If you don't know Ken Kesey or the Whole Earth Catalog, ask your grandparents.
Still, it was a great testimonial to the comforting power of cornstarch. I heartily recommend it to my male readers.
What I DON'T RECOMMEND is an unnamed Body Powder made with "soothing" oatmeal flour. Do not use this stuff anywhere near your balls. In fact, don't use this stuff in the same time zone as your balls. It is not soothing, unless you think pouring turpentine down your shorts is soothing. To call this powder soothing is to call Ann Coulter a kind and caring human being.
Oatmeal flour may be fine for pancakes and other comestibles, but it is not to be sprinkled on your balls, not unless you enjoy the feeling of your genitals in flames.
I say this in the spirit of public service.
And to explain why I was late to work this morning.
8 comments:
It took you this long to figure that out?
"Walk this way, sir..."
"LAdy if I oculd walk that way, I wouldn't need the cornstarch!"
Suddenly I'm channeling Groucho...
I may not know from much, but I know from balls. One should excercise restraint in any activity involving the nutsack.
Once burned, twice shy, as they say.
Speaking as someone without balls...I laughed my ass off at this column, Dave :)
If you shaved 'em you'd need it, but in a pristine state? Go with baby powder. The wee ones don't complain, do they?
Yes, I know, the Baby Jeebus is gonna strike me down with the awesome power of his diaper for commenting on this.
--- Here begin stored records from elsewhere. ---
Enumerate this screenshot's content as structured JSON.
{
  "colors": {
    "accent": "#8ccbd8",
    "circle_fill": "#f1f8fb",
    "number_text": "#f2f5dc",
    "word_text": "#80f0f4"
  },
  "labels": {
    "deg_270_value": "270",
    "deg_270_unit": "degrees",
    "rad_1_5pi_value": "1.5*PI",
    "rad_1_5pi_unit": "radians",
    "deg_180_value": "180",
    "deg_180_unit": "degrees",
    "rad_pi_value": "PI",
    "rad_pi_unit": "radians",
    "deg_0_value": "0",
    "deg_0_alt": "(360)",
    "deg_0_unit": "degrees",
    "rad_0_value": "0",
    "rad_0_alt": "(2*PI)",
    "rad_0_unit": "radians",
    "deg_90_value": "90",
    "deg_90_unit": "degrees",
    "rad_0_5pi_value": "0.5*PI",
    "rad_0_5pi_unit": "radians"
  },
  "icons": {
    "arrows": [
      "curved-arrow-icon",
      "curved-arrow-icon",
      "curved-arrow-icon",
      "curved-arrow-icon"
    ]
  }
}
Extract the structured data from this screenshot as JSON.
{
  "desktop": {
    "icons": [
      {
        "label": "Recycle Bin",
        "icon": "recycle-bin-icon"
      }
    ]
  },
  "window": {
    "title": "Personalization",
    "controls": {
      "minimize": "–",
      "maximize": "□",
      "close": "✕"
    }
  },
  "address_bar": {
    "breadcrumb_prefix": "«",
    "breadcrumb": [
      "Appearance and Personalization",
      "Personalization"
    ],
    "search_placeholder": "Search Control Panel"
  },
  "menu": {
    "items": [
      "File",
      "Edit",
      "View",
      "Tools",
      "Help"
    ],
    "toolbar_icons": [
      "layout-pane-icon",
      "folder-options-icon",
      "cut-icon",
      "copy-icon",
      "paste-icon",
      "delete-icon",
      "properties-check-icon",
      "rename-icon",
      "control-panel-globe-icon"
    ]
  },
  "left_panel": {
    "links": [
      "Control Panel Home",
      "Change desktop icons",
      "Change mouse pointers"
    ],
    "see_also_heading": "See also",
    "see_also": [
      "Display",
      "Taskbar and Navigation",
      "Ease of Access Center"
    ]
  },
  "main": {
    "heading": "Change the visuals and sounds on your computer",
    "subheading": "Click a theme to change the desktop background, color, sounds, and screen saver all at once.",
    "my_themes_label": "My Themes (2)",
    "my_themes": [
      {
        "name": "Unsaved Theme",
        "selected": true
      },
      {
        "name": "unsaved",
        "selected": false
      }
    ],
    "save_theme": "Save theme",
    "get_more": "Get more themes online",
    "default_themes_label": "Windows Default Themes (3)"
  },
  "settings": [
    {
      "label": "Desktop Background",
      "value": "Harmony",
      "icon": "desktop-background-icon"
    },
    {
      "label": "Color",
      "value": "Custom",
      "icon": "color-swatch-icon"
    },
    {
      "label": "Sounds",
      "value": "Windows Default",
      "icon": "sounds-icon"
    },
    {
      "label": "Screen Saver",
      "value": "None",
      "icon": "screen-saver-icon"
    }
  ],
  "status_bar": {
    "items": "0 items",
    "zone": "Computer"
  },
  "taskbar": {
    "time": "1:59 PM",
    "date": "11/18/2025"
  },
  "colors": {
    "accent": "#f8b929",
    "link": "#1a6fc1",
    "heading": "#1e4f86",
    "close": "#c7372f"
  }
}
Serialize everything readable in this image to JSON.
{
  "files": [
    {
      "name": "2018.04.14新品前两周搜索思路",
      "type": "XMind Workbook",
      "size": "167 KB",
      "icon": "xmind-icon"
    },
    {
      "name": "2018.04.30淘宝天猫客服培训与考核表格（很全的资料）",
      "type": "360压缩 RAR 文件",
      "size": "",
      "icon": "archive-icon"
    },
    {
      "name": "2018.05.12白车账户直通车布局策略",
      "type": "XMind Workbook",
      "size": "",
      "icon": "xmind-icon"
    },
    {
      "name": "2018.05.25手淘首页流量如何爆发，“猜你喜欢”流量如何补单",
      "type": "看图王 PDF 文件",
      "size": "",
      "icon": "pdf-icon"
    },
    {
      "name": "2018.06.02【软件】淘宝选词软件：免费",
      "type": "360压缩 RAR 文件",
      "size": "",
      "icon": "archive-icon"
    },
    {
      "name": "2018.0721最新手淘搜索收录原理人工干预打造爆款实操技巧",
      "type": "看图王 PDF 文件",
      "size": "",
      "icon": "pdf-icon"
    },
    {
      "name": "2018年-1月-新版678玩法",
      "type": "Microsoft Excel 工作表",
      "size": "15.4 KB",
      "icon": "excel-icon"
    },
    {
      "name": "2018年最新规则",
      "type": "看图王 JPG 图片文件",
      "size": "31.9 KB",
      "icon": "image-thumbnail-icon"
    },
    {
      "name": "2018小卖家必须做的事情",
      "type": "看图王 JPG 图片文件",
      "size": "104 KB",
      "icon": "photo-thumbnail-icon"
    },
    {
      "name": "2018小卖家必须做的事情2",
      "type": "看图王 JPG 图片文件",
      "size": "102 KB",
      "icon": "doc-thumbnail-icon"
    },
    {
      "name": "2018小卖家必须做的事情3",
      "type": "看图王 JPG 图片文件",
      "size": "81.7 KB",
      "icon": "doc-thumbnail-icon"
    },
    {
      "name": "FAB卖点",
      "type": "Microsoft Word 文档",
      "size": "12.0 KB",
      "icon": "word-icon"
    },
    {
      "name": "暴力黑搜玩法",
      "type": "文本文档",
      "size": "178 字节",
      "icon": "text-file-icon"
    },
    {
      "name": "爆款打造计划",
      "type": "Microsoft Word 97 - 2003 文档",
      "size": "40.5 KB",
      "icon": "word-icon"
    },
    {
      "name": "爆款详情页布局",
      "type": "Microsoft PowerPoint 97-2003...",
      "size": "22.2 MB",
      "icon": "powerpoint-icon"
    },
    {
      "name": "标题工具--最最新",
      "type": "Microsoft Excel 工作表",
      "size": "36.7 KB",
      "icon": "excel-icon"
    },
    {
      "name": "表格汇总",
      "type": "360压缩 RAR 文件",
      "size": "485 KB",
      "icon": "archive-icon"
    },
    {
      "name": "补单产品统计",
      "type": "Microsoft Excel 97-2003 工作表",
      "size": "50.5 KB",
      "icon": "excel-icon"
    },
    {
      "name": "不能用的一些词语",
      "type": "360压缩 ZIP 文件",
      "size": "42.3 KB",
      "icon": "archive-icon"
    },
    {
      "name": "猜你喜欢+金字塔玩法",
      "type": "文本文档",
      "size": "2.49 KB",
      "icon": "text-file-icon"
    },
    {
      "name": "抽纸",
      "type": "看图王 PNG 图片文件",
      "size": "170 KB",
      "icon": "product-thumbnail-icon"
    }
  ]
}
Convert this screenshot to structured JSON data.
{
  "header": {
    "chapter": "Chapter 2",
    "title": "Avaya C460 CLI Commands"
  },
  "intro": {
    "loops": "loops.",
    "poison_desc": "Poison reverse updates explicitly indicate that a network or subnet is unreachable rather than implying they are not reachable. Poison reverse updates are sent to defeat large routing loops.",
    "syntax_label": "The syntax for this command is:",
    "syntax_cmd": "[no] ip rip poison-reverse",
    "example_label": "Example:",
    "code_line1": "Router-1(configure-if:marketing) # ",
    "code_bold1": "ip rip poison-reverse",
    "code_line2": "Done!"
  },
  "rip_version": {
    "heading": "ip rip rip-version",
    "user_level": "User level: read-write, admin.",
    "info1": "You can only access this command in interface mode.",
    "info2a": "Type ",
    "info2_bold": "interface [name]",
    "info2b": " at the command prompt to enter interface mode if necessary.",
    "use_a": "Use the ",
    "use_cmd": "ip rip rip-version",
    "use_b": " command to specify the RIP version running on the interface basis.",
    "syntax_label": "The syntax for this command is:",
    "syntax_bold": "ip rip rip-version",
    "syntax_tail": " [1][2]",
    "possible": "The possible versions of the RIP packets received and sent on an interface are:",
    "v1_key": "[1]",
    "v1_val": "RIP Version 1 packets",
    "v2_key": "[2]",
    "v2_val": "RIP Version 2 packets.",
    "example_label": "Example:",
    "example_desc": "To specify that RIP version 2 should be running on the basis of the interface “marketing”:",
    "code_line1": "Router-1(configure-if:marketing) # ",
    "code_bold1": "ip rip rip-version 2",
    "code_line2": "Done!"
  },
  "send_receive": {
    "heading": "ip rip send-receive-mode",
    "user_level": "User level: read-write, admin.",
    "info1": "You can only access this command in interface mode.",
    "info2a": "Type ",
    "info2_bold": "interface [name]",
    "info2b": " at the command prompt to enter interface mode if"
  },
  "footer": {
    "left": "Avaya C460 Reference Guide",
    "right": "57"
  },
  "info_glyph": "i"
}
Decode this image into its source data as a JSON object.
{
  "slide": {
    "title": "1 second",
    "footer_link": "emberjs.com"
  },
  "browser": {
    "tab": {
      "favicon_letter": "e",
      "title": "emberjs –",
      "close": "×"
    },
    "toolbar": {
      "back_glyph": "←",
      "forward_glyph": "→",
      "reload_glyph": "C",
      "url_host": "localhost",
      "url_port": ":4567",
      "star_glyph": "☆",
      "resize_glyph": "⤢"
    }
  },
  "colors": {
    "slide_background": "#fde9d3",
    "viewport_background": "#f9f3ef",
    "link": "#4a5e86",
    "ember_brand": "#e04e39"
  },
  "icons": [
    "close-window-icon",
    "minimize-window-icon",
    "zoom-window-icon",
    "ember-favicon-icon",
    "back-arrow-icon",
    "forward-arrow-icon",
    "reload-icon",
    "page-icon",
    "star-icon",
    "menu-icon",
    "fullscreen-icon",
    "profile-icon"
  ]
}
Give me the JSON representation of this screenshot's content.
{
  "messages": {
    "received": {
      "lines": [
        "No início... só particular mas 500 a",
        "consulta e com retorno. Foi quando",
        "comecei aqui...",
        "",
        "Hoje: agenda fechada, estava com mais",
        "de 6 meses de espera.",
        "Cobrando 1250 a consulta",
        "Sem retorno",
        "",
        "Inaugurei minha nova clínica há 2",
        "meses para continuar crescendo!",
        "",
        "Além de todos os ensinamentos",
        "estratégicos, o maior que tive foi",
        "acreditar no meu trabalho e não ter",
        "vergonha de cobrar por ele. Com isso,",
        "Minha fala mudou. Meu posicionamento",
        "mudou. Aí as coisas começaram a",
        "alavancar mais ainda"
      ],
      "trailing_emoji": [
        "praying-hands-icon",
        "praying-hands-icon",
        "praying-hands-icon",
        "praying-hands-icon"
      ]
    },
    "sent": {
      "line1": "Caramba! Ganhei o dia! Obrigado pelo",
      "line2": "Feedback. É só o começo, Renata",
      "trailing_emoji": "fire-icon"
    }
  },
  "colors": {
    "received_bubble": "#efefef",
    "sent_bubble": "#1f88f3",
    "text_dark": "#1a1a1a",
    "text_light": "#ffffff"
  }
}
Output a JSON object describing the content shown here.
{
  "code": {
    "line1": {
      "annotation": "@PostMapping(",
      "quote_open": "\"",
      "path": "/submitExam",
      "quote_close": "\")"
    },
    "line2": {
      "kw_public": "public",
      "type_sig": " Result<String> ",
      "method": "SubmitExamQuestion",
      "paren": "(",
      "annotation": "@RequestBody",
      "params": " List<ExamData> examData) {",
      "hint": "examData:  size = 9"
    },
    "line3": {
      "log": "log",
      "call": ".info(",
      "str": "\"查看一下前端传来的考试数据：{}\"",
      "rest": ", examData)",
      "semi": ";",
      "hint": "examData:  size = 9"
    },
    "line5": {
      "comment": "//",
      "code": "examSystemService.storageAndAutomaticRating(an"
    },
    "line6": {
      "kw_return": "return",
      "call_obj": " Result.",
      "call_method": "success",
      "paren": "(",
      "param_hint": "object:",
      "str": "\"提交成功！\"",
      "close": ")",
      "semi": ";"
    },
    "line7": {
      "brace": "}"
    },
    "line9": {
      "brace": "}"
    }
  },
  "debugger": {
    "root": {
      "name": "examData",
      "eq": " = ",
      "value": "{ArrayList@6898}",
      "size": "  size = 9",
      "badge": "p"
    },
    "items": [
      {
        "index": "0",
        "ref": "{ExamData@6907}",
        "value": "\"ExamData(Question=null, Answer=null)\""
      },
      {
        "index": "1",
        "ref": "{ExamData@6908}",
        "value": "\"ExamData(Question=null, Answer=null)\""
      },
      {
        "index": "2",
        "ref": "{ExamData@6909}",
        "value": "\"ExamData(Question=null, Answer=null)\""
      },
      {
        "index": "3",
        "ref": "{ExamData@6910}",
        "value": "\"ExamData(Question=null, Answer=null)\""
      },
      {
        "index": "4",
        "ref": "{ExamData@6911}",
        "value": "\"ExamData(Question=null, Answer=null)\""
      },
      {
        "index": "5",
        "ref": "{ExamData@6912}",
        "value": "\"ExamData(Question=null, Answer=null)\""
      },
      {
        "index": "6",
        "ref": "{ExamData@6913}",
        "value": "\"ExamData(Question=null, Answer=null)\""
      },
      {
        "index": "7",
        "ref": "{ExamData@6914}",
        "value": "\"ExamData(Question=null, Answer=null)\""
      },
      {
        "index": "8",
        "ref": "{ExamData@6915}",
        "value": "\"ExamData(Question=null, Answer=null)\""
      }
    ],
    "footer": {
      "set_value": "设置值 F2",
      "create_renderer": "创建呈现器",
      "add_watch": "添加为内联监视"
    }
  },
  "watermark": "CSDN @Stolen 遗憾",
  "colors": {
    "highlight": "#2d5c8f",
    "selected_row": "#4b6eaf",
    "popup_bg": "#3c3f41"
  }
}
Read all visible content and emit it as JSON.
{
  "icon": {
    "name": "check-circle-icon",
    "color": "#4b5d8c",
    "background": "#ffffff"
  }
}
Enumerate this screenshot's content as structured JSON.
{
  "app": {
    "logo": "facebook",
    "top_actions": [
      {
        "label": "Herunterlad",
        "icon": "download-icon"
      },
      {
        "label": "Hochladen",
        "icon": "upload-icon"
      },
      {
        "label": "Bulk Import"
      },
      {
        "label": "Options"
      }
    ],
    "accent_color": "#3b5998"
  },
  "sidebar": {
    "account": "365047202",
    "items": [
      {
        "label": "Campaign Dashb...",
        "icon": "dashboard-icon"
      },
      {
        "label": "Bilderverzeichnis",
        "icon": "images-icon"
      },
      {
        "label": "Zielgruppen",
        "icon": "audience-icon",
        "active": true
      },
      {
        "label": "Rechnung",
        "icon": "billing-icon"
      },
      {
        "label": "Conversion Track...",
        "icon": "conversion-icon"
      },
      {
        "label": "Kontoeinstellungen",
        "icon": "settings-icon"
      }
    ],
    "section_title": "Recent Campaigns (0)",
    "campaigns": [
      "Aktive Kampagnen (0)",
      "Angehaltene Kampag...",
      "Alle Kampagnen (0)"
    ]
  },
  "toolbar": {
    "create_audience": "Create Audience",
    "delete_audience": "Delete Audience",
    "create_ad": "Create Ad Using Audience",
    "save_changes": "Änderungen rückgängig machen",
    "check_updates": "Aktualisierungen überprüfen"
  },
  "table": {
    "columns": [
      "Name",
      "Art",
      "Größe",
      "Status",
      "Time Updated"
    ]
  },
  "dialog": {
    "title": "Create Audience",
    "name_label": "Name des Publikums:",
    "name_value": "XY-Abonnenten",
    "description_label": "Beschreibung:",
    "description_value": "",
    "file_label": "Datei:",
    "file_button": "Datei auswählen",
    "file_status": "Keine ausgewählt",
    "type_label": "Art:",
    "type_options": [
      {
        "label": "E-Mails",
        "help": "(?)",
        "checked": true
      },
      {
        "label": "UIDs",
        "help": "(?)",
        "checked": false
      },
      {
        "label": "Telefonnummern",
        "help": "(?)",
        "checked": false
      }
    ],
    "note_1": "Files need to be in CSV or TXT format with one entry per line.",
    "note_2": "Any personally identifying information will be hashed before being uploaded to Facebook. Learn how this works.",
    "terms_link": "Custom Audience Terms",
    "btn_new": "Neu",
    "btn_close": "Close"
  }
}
As far as I know, Rubber Tramps is the last major media project Kesey was involved in. (Full disclosure: I had nothing to do with the movie.) Ken Kesey died during the final edit, and the closest it got to theatrical release was a guerilla screening in Park City.
I mention this because Rubber Tramps has a new trailer on YouTube
http://www.youtube.com/watch?v=KKRBRozJPl4
Cornstarch on the sack rules! Good for long bike rides. Good for running. Good for sitting naked on pleather couches on hot days. Sucks when you have to peel your nuts off the furniture like one of those old colorform sets. Yikes!